Se ci accorgiamo che il nostro gatto ha questi sintomi, dobbiamo portarlo immediatamente in pronto soccorso così da consentire al veterinario di procedere alla disostruzione.

In cosa consiste la disostruzione uretrale?

Per verificare la presenza di ostruzione il veterinario effettuerà un’ecografia e/o una radiografia addominale. In caso positivo, dopo aver valutato lo stato clinico del paziente, procederà alla sedazione/anestesia ed applicazione di un catetere urinario. È fortemente raccomandato il ricovero con mantenimento del catetere in sede ospedaliera per le 48h successive, per limitare la possibilità di recidive immediate.

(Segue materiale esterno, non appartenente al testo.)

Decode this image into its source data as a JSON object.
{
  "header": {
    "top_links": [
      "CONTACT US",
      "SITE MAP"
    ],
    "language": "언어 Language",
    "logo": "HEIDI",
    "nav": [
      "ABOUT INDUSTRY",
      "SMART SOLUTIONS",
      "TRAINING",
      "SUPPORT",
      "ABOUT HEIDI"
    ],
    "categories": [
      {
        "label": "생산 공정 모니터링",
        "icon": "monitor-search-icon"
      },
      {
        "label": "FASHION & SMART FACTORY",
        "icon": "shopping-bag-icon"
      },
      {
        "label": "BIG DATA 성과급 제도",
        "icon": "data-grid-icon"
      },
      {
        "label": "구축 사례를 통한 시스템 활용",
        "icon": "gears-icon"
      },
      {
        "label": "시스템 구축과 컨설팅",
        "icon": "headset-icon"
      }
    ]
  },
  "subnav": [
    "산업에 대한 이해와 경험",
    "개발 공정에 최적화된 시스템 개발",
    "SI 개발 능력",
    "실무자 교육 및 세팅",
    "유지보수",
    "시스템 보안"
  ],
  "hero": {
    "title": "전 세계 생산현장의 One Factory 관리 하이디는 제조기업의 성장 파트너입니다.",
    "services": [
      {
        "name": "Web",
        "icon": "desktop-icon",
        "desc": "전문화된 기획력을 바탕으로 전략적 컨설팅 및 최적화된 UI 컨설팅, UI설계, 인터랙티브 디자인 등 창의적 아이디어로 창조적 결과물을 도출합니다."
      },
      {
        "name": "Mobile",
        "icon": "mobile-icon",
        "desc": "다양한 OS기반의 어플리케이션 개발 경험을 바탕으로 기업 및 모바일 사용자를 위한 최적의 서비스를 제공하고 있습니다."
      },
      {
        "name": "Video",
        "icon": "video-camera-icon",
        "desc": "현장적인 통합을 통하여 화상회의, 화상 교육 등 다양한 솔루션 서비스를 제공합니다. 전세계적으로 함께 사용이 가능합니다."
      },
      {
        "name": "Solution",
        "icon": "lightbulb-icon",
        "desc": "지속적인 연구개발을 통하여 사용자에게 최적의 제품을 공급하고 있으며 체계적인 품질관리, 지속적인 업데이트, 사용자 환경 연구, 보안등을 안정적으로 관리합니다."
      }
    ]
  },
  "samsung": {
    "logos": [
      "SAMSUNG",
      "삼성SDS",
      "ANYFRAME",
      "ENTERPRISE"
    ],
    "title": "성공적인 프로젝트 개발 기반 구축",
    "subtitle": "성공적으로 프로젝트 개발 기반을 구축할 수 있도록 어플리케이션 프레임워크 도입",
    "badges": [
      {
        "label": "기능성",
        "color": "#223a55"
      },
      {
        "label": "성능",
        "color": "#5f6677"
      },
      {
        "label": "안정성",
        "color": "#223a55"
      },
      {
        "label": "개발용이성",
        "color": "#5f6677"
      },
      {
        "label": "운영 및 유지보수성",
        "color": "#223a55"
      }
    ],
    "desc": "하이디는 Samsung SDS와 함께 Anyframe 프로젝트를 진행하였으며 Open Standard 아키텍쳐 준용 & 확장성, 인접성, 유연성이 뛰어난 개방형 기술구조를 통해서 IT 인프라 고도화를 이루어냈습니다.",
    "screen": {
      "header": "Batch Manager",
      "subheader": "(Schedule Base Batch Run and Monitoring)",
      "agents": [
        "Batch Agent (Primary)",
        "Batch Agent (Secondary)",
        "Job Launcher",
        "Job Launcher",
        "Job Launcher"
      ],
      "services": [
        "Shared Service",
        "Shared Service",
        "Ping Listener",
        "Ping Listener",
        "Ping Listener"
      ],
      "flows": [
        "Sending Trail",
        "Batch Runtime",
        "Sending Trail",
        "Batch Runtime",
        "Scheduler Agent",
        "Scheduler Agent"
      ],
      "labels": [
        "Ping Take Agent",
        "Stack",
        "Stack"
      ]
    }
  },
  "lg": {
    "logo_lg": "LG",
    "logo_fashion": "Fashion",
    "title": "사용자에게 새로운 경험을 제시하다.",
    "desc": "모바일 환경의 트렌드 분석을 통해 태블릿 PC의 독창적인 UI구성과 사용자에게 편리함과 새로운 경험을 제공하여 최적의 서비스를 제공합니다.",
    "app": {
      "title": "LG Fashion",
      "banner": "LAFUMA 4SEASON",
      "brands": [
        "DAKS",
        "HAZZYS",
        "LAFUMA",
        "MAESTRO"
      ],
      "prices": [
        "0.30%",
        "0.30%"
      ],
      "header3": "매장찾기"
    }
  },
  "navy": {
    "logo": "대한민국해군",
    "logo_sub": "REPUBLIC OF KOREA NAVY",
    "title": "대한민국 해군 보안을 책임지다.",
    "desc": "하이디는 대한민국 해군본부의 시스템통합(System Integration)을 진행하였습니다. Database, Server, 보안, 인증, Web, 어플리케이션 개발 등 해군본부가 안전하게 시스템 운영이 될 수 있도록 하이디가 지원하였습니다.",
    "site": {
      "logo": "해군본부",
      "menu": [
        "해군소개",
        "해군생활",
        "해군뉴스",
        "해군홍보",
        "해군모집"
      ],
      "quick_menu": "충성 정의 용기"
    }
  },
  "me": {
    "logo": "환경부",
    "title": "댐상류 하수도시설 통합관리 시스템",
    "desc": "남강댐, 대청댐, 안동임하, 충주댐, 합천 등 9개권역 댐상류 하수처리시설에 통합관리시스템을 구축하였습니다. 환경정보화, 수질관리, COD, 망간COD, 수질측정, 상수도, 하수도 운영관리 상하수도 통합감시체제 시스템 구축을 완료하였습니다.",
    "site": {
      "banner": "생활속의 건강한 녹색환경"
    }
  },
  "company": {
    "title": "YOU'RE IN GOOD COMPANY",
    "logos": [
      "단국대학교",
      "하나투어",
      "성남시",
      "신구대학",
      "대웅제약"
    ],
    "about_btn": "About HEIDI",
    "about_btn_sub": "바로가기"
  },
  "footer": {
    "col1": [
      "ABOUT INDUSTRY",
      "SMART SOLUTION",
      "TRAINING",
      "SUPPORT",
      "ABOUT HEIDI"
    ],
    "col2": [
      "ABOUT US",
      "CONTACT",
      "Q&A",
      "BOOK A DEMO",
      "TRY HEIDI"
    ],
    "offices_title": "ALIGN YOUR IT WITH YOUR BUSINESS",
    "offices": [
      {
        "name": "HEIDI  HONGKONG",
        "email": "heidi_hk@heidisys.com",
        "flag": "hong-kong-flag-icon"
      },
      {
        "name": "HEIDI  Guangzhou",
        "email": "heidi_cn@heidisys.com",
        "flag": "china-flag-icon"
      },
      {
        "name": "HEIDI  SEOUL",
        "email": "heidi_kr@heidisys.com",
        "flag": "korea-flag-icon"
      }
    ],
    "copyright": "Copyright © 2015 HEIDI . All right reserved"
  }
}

Sarà poi cura del medico internista approfondire le cause dell’ostruzione e procedere con il trattamento più appropriato.

Se l’occlusione è tale da non consentire la manovra di disostruzione mediante cateterismo il medico valuterà se intraprendere procedure d’emergenza quali la cistocentesi evacuativa (svuotamento della vescica attraverso l’inserimento di un ago trans-addominale) o un approccio chirurgico.

Se il gatto si è già ostruito più volte nonostante tutti gli accorgimenti e le terapie adottate si consiglia l’approccio chirurgico mediante una procedura definita uretrostomia.

Come posso prevenire un’ostruzione?

Senza alcun dubbio, controlli clinici periodici associati ad opportuni esami urinari di screening, rappresentano l’arma migliore per identificare precocemente i fattori predisponenti come calcoli, cristalli, sedimento di varia natura, cistiti infiammatorie, ecc.

Anche lo stress in ambiente domestico può essere un fattore importante. Assicuriamoci che il nostro gatto viva serenamente nel suo ambiente, arricchendolo con giochi e spazi intimi in cui rifugiarsi.

Infine, ricordiamoci che i gatti sono animali che tendono a bere poco, fattore che può incidere sulla probabilità di sviluppare ostruzioni uretrali. Possiamo stimolarli a bere di più ad esempio con le fontanelle, che mantengono l’acqua più fresca, proprio come piace a loro!